This morning I read in the U.S.A. Today about the movies Invictus and Up in the Air, both new releases with interesting timing. Invictus details Mandela’s ascension to the presidency in South Africa, providing interesting parallels to the Obama presidency. Up in the Air tells the story of a corporate downsizer–but took six years to make, so its release during economic difficulties suggests a certain serendipity. Julie Powell’s new book Cleaving shares details of her marital infidelity as she achieved a certain celebrity status. With mixed reviews, Cleaving could get a boost from the Tiger Woods saga.
For years now, I have struggled with writing a novel. Other projects have come and gone. My hair is grayer, my middle thicker. I’ve gone to workshops in hopes of being laughed out of the room, only to get encouragement for my work. I hired someone to critique my novel, and she said it was one of her most enjoyable projects ever. Yet all would agree, including me, that the novel needs more work. I’ve written before about my elusive villain and how his motives slither toward and then away from me. The relationship between me and my novel has been a dysfunctional, love-hate roller coaster. I don’t quit because yoga has taught me the importance of exploring difficult, seemingly impossible poses. It took me two years to stay balanced in half moon, so why not take longer with a 400-page tome, if that’s what needs to happen? I keep making up reasons I should quit, but none of them are good. So I keep going.

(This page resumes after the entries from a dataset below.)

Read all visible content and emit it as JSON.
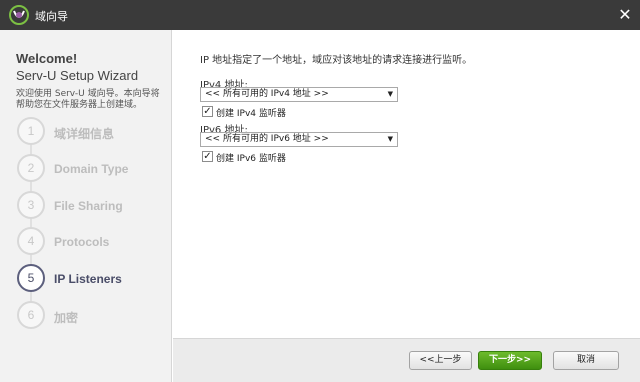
{
  "window": {
    "title": "域向导",
    "close_glyph": "✕"
  },
  "sidebar": {
    "welcome": "Welcome!",
    "wizard_title": "Serv-U Setup Wizard",
    "intro_line1": "欢迎使用 Serv-U 域向导。本向导将",
    "intro_line2": "帮助您在文件服务器上创建域。",
    "steps": [
      {
        "number": "1",
        "label": "域详细信息"
      },
      {
        "number": "2",
        "label": "Domain Type"
      },
      {
        "number": "3",
        "label": "File Sharing"
      },
      {
        "number": "4",
        "label": "Protocols"
      },
      {
        "number": "5",
        "label": "IP Listeners"
      },
      {
        "number": "6",
        "label": "加密"
      }
    ],
    "active_step": "5"
  },
  "main": {
    "description": "IP 地址指定了一个地址，域应对该地址的请求连接进行监听。",
    "ipv4": {
      "label": "IPv4 地址:",
      "selected": "<< 所有可用的 IPv4 地址 >>",
      "checkbox_label": "创建 IPv4 监听器",
      "checked": true
    },
    "ipv6": {
      "label": "IPv6 地址:",
      "selected": "<< 所有可用的 IPv6 地址 >>",
      "checkbox_label": "创建 IPv6 监听器",
      "checked": true
    },
    "dropdown_arrow": "▼",
    "check_glyph": "✓"
  },
  "footer": {
    "back_label": "<<上一步",
    "next_label": "下一步>>",
    "cancel_label": "取消"
  },
  "colors": {
    "titlebar": "#3a3a3a",
    "sidebar_bg": "#f2f2f2",
    "active_step": "#4a4d68",
    "inactive_step": "#bdbdbd",
    "next_button": "#4fa31b"
  },
  "icons": {
    "app_logo": "serv-u-logo-icon",
    "close": "close-icon",
    "dropdown": "chevron-down-icon",
    "check": "checkmark-icon"
  }
}
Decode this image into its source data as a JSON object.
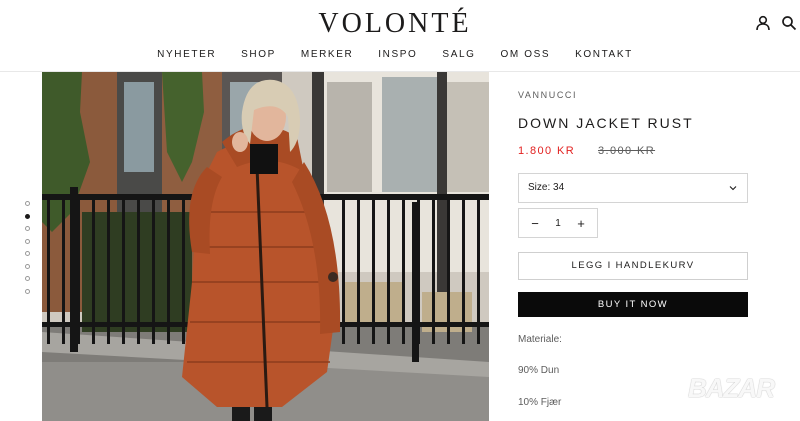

While writing, I continue to read. Right now I’m into Gabriel Garcia Marquez: A Life by Gerald Martin. I like Garcia Marquez’s work. I love magical realism, and my novel is filled with it. Turns out that his masterwork, 100 Years of Solitude, took years to write and originally existed as a manuscript called The House. Mind you, I am not comparing myself to Garcia Marquez–but as I read his biography, I am reminded that all books come in their right time, and sometimes decades.
We as artists cannot control this timing. Sometimes, as in the case of Invictus and Up in the Air, the timing brings additional interest in and commercial success to a project. Sometimes, the timing causes troubles and heartache, as in movies that were pulled after 9/11 because their content hit too close to home. Sometimes the timing requires the writer to gain maturity and perspective in order to give the project what it needs.
Yesterday I gained some glimpses into solving some of the problems with Blood and Loam. I cut two chapters and one character, with ideas on how to convey the information through my villain…which will allow the reader (and me) to understand him better. I don’t know if this will be the last draft of the work, but I do know that I am getting close to resolving the issues that have kept me from submitting it. I don’t understand the mysterious ways of timing, though I do understand that in many ways I created my own suffering through all the stops and starts over the years. I don’t know if this book will be a commercial success or failure, or if it was just meant for me to heal some inner wound. I know that finishing this novel is just the beginning, because then I need to think about agents, editors, query letters, and, if someone takes on my work, more revisions. But after all these years, I am starting to understand the story that wants to be told. And that, after all these years, is deeply satisfying.